This post is a little backwards, so if you want a look into the December 24th debauchery, skip this sentimental stuff and go straight down to where you see the alien holding a glass of wine.
Since I don’t personally know anyone who was born on December 25th, I typically take the day to either ride my bike on reduced-traffic roads and/or visit with family. Today I drove down to Drew, Mississippi, where my grandmother (on my Mom’s side) lives. We eat large quantities of various casseroles, then everyone rolls around on the furniture like colicky horses and “visits” for a while before dispersing.
Granny, Aunt Scarlett, and Mom (front to back)…
Several cousins (l-r) Brad, Brittany, Aunt Georgia, Brad’s Wife, Brent, and his wife (the hair in the foreground):
We agreed that Brent (who works as a crop duster pilot) and I used to be “the bad ones,” but now, his kid has taken over that role.
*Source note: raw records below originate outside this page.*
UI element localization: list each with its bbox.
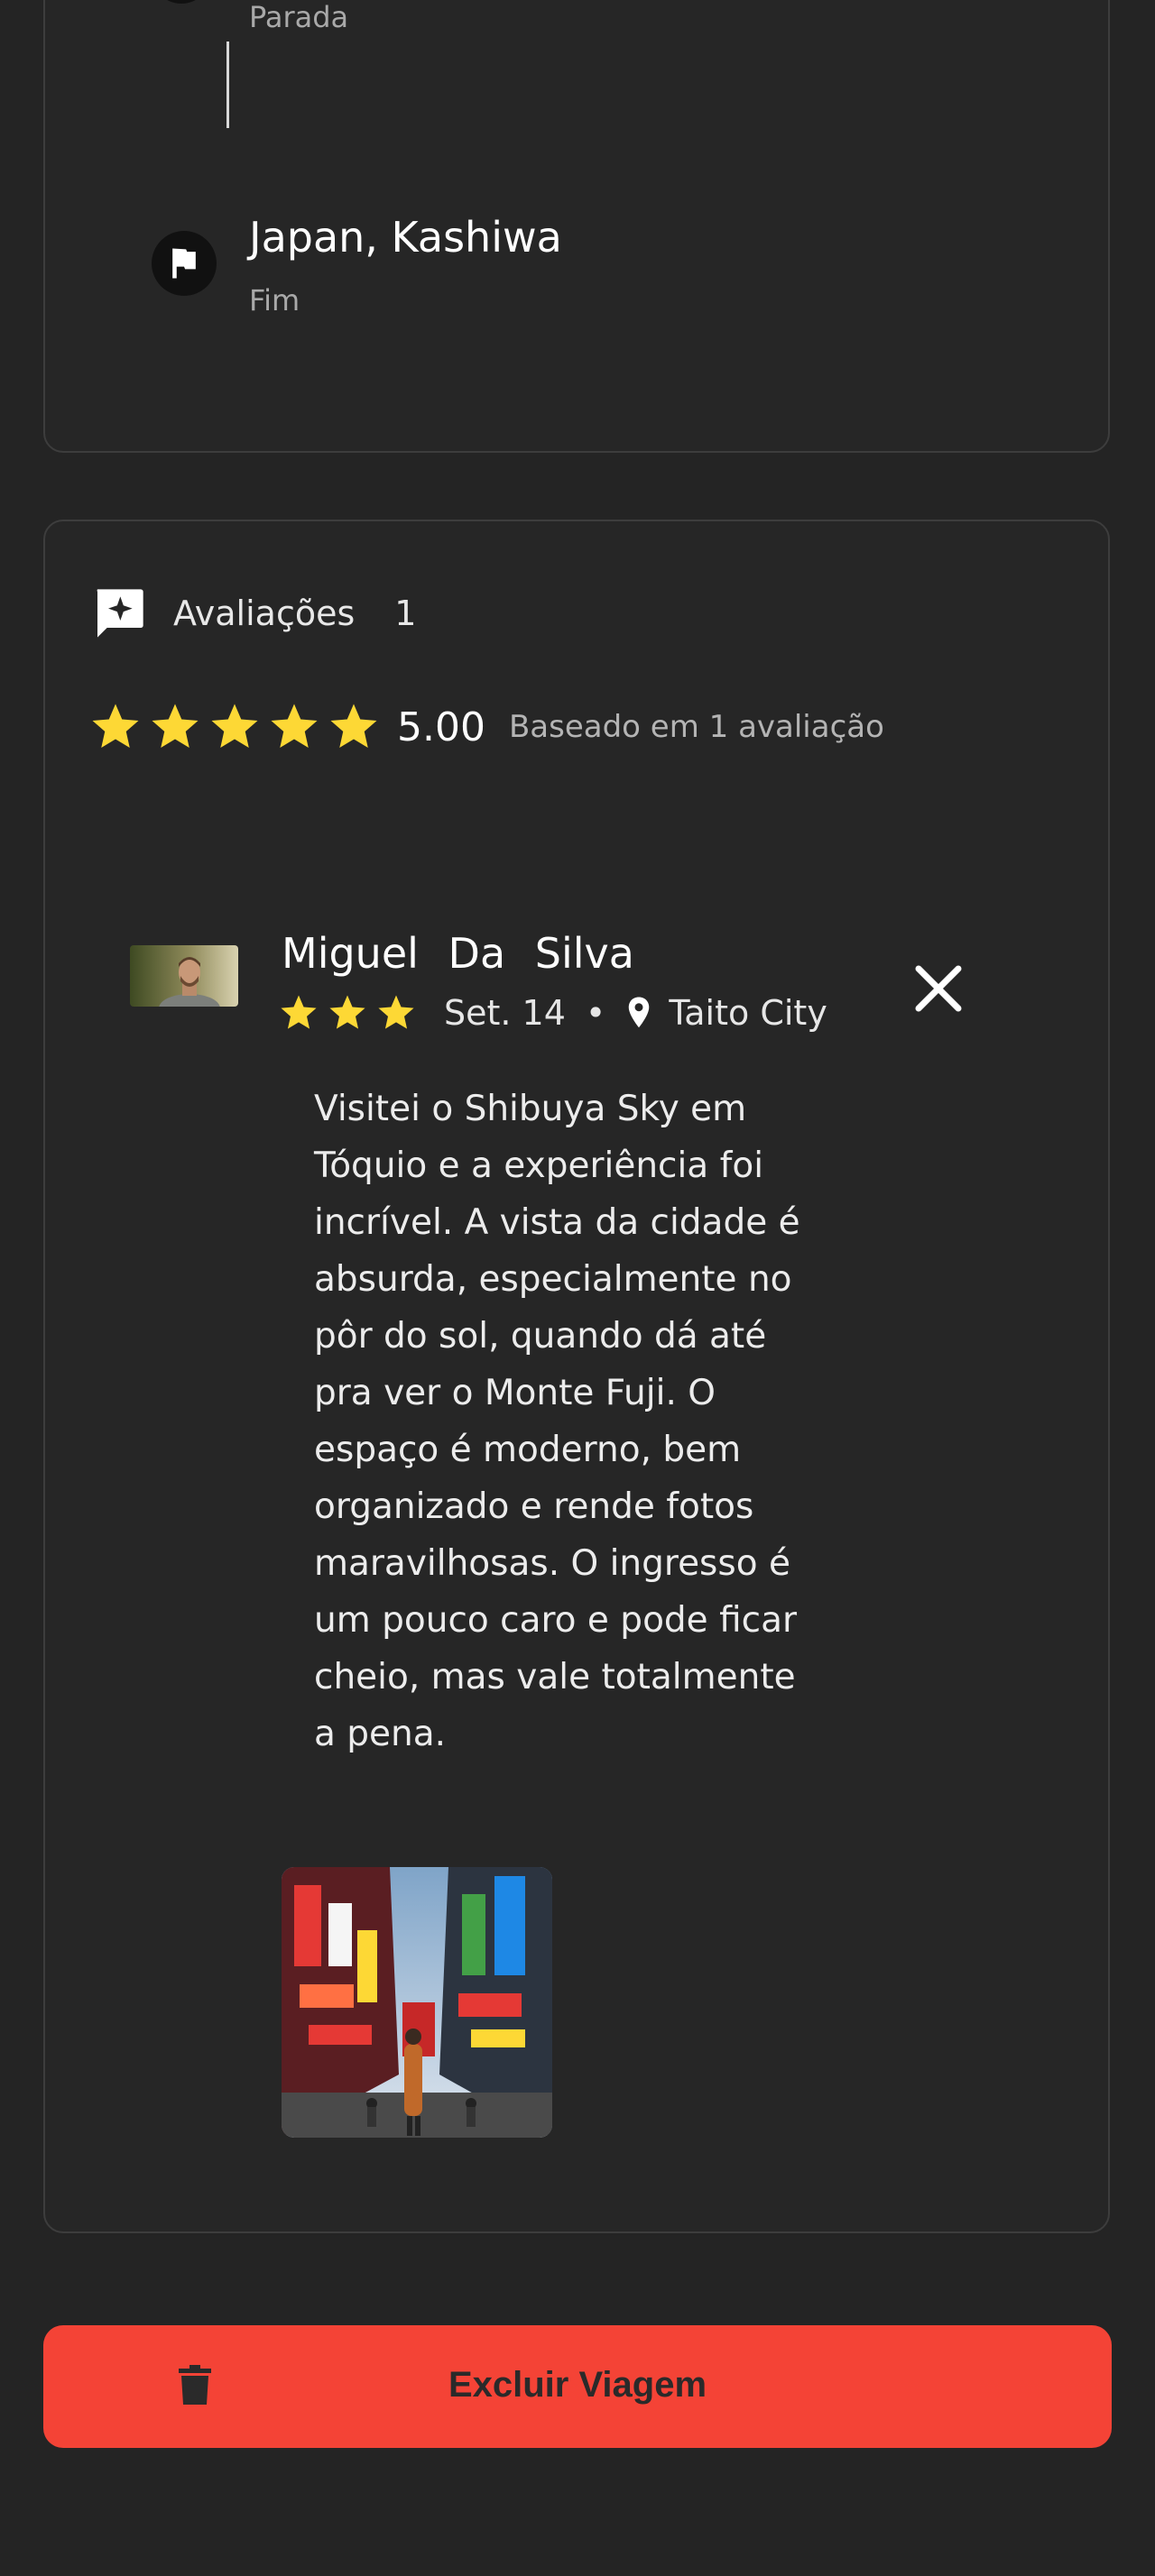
route-connector-line xyxy=(226,41,229,128)
end-place-name: Japan, Kashiwa xyxy=(249,213,562,262)
star-icon xyxy=(211,704,258,748)
reviewer-avatar xyxy=(130,945,238,1007)
review-location: Taito City xyxy=(669,993,827,1033)
end-marker xyxy=(152,231,217,296)
star-icon xyxy=(152,704,199,748)
remove-review-button[interactable] xyxy=(910,960,967,1017)
average-stars xyxy=(88,700,386,754)
route-card: Parada Japan, Kashiwa Fim xyxy=(43,0,1110,453)
star-icon xyxy=(92,704,139,748)
end-sub-label: Fim xyxy=(249,283,300,317)
star-icon xyxy=(281,995,317,1029)
meta-separator: • xyxy=(585,993,606,1033)
stop-marker xyxy=(152,0,211,4)
review-stars xyxy=(278,992,424,1034)
review-sparkle-icon xyxy=(97,589,143,638)
reviews-header: Avaliações 1 xyxy=(90,584,416,642)
rating-basis-text: Baseado em 1 avaliação xyxy=(508,709,884,745)
reviewer-name: Miguel Da Silva xyxy=(282,929,634,978)
review-photo[interactable] xyxy=(282,1867,552,2138)
map-pin-icon xyxy=(629,997,650,1028)
review-date: Set. 14 xyxy=(444,993,566,1033)
close-icon xyxy=(915,965,962,1012)
flag-icon xyxy=(172,248,196,279)
reviews-count: 1 xyxy=(394,593,417,633)
review-text: Visitei o Shibuya Sky em Tóquio e a expe… xyxy=(314,1089,800,1754)
star-icon xyxy=(329,995,365,1029)
review-meta: Set. 14 • Taito City xyxy=(278,992,827,1034)
average-rating: 5.00 Baseado em 1 avaliação xyxy=(88,700,884,754)
delete-trip-button[interactable]: Excluir Viagem xyxy=(43,2325,1112,2448)
reviews-title: Avaliações xyxy=(173,593,356,633)
delete-trip-label: Excluir Viagem xyxy=(448,2365,707,2405)
star-icon xyxy=(330,704,377,748)
star-icon xyxy=(378,995,414,1029)
star-icon xyxy=(271,704,318,748)
average-rating-value: 5.00 xyxy=(397,704,485,750)
stop-sub-label: Parada xyxy=(249,0,349,34)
Probably so, considering I thought she was cute, and I normally have a strong dislike of anyone under the age of 20.
Uncle Johnny and the “new” bad one along with Uncle Pete and my dad…
And yes, hate on it all you want… Those ARE house shoes, and exactly zero f***s were given.
My family is great, though often times when I visit, I feel like Roger from American Dad.
Yesterday, the foldies (nickname for any non-bike shop employee) celebrated making it though nearly 1 month of being really busy (good thing they don’t work in the bike shop, where we’re generally slammed from the first day of spring until the first time the temperature drops under 50). Everyone in the store gets to let their proverbial hair down a little, have a catered lunch sandwich, and drink a beer or two. This year, Matt Robbins put his PT training to the test in checking out all of Boyd’s vertebrae injuries:
After that, the atmosphere was electric. Like a tazer.
When I left work, Matt and I took off for a little night ride. He rode Death Bike 3000 for the first time… it basically did OK, unless he had to pedal harder than 300 watts:
I guess he still has a little work to do on that one.
Basically, a good two days of laying off a little and pretending like I’m a “normal” person instead of someone who is systematically repeating a cycle of destroying herself with intervals and recovering just enough to rinse and repeat. Tonight, whiskey. Tuesday, back to work.